A few songs that perfectly utilize key changes include oldies such as Whitney Houston’s version of “I Will Always Love You” and Michael Jackson’s “Man in the Mirror,” while from the newer stuff, Beyoncé did it over and over in “Love on Top” and Daft Punk and Pharrell utilized it to good effect in “Get Lucky.”
Like these and many other songs that successfully utilize key change, the key (no pun intended) to doing it well involves finding the right chord that bridges the gap between old and new key. This doesn’t mean that it always has to be subtle either; some modulations are abrupt but still get the job done due to the added dramatic dimension that they add to the song.
Sometimes knowing the type of key change to use might come naturally to you, especially if you have music training. At other times, you might need the help of someone who understands key transition, or who can give you pointers. In most songs that modulate key changes effectively, the key progression usually ascend from a C major to higher notes such as D-flat major, G minor or F-sharp minor. Popular transition chords that can be used to make the change smoother include C7, E7, F7 and G7.

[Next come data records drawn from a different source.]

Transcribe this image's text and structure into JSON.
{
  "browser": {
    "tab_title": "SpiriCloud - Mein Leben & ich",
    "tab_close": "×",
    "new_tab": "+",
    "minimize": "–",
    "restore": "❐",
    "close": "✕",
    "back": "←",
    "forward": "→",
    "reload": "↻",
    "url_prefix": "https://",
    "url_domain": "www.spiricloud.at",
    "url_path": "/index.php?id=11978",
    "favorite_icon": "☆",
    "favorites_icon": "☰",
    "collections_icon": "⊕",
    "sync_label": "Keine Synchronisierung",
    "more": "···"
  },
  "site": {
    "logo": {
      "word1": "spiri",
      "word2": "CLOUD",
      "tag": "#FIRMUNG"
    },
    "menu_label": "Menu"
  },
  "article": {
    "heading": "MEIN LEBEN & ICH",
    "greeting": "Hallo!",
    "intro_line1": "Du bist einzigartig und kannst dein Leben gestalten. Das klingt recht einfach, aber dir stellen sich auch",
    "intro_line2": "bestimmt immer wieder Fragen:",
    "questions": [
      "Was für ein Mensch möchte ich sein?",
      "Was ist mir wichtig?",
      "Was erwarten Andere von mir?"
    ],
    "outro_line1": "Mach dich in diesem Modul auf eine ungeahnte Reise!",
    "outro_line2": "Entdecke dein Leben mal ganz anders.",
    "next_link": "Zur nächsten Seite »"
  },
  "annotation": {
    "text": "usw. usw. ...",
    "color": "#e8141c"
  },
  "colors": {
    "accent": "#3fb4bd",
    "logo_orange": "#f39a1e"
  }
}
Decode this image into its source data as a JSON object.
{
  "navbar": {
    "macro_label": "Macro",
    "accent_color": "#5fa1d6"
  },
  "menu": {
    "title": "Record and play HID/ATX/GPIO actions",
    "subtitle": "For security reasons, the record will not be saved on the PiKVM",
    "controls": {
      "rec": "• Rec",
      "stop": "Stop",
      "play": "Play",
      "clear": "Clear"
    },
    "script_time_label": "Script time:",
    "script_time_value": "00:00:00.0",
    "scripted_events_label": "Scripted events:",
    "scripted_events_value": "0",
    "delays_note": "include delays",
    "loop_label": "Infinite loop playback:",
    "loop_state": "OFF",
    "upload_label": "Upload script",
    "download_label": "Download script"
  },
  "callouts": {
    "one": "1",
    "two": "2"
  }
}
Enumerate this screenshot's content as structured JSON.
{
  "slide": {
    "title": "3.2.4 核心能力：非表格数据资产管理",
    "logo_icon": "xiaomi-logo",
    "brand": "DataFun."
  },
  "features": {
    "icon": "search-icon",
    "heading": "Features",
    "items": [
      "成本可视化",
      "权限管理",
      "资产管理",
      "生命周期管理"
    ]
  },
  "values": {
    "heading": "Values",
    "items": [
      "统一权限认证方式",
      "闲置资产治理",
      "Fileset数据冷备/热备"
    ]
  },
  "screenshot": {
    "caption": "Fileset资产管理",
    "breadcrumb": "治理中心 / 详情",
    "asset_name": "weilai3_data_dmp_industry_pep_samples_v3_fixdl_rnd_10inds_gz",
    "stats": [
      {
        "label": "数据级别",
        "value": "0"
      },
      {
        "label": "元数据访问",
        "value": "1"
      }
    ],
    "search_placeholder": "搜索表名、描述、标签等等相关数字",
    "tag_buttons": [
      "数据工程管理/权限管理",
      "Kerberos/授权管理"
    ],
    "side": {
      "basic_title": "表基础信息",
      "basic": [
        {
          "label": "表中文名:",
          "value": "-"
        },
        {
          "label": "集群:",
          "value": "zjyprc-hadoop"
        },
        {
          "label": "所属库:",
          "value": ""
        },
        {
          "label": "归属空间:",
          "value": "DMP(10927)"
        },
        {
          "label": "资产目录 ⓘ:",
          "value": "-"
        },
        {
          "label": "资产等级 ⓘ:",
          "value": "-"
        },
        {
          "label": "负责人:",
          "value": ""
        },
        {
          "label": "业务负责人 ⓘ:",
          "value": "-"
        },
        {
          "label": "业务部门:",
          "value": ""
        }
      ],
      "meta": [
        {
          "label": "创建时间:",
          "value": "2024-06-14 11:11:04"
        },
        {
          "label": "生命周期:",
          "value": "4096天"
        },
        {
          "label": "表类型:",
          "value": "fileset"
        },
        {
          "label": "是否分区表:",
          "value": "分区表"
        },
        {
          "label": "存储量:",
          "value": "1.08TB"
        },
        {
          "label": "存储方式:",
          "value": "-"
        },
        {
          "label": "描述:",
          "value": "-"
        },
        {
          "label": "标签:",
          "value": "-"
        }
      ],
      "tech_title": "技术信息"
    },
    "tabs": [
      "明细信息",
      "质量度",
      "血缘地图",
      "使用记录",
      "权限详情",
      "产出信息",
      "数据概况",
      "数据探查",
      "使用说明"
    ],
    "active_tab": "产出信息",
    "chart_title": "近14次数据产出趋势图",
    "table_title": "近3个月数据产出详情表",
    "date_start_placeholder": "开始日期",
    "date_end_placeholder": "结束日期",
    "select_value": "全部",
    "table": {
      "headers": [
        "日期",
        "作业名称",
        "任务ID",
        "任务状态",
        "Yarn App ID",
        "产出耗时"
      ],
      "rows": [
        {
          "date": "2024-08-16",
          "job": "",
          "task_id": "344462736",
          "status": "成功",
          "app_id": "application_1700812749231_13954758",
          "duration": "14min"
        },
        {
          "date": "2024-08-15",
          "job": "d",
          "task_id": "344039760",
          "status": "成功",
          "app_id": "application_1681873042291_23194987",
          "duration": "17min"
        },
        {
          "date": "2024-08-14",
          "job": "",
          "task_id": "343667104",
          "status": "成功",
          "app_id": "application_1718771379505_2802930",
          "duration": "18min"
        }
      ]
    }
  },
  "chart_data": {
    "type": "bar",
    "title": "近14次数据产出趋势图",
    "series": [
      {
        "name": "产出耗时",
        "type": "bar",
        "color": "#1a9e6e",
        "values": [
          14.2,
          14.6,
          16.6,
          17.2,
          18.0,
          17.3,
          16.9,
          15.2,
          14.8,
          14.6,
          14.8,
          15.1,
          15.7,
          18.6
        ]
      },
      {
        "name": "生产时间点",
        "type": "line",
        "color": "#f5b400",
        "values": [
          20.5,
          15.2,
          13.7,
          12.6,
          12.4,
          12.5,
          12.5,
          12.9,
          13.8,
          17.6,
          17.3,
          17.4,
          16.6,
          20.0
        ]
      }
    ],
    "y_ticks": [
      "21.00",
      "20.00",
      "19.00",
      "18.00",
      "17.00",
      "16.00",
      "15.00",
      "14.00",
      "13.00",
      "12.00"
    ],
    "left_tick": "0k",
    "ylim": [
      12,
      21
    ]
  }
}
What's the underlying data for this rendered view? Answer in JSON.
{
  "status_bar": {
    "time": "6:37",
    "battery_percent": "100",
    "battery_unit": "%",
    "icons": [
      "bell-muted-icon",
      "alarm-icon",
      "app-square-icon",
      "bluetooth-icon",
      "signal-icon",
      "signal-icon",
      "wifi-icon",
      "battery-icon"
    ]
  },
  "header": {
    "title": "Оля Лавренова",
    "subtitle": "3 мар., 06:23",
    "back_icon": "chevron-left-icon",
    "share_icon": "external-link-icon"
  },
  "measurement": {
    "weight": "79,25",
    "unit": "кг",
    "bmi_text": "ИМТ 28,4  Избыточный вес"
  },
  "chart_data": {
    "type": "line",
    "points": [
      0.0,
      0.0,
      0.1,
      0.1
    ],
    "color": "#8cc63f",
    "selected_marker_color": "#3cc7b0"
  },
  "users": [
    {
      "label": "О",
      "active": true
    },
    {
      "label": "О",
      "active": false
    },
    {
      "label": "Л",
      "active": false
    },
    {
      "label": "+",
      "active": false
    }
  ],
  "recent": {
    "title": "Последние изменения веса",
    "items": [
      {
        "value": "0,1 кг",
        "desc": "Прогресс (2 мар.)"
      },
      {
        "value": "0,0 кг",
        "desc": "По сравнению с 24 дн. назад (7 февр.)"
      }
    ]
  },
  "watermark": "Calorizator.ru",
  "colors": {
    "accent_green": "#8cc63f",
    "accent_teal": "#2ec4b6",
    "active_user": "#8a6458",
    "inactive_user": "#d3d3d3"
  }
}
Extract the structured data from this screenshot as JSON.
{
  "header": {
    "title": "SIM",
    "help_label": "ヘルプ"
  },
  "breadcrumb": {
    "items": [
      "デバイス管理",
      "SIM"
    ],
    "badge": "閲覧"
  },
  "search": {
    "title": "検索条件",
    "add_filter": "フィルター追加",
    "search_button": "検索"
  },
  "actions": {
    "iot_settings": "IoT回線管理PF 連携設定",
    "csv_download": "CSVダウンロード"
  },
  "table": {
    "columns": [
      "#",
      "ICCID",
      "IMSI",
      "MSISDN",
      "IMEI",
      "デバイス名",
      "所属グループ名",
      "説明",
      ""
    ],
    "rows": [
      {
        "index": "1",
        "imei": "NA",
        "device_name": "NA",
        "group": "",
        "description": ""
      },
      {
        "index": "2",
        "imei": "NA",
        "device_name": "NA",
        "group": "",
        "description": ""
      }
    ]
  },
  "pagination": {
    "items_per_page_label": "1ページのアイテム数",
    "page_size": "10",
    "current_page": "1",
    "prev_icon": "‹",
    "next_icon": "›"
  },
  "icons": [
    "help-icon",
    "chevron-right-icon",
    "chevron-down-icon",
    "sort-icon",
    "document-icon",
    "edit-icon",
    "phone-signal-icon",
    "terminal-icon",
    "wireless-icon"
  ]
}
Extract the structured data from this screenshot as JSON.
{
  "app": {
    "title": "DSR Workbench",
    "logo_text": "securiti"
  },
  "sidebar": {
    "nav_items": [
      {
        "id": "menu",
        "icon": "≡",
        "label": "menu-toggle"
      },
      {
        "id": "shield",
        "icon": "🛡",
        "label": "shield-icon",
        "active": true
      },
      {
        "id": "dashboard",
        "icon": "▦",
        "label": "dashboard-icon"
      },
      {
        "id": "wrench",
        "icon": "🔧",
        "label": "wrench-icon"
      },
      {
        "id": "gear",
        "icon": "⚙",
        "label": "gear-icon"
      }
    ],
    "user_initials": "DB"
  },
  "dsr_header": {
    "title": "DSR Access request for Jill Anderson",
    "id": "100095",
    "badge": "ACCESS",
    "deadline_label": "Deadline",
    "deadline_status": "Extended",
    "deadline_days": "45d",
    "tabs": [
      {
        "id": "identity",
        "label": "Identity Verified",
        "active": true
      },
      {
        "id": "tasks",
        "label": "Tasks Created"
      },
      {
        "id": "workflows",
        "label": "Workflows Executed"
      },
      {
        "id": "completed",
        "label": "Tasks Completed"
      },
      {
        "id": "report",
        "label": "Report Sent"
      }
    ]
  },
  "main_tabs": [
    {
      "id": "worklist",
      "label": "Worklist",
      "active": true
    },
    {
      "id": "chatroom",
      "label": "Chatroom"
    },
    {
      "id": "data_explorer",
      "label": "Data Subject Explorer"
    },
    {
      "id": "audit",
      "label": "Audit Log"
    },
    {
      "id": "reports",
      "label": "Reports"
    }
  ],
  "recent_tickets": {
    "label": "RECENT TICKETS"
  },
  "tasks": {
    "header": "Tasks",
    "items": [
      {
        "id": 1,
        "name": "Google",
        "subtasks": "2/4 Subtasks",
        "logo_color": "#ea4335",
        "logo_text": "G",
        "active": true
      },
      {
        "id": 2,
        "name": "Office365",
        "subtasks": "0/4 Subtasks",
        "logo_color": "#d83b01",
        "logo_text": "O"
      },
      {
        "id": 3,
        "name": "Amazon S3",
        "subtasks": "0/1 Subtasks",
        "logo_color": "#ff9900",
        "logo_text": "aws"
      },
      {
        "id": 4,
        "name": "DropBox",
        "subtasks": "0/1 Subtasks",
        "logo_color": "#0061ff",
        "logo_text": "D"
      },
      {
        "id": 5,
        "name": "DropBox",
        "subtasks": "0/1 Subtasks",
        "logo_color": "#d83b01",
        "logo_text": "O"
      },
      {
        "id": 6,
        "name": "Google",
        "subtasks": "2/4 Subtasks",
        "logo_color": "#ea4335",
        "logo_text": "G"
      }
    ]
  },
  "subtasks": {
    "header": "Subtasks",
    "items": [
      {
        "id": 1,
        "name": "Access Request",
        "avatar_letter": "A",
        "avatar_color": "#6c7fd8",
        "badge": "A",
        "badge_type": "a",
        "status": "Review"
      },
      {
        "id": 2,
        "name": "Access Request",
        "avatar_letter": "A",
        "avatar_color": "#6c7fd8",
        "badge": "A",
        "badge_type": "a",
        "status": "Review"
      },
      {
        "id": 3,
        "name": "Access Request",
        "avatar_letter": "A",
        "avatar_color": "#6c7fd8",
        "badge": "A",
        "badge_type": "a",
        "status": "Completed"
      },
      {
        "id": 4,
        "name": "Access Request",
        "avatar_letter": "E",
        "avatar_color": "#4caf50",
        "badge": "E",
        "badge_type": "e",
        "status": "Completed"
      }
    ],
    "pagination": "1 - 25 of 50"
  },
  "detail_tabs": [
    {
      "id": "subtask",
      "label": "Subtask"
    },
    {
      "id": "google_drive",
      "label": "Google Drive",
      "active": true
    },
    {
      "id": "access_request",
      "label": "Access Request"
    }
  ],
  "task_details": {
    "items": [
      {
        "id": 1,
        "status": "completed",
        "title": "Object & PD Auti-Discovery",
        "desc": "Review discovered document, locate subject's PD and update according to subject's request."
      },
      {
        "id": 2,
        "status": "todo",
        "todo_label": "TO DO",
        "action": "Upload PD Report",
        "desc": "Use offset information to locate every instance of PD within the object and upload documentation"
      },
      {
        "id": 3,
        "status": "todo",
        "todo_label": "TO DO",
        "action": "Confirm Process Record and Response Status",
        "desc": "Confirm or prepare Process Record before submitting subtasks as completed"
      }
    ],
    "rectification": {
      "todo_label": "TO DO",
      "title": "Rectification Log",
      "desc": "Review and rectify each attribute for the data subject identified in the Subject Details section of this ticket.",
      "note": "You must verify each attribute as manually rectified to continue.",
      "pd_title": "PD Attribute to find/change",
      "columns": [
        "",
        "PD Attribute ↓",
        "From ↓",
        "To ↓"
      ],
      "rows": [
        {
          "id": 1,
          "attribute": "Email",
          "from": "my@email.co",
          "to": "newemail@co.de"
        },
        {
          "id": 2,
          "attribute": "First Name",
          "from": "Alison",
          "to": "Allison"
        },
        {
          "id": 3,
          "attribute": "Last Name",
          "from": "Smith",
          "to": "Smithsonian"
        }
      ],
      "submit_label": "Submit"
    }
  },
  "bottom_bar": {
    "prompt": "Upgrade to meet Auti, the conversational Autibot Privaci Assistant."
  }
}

In and around these transitions, there are many other variations that you could try out. The important thing is to not make it sound rehearsed (even though it is) but to make it progress naturally. Key change in songs is something that gets better over time if you practice so don’t become impatient if it doesn’t work for you right away. Also, you should probably get help from an expert if you have a key transition that you’re currently struggling with.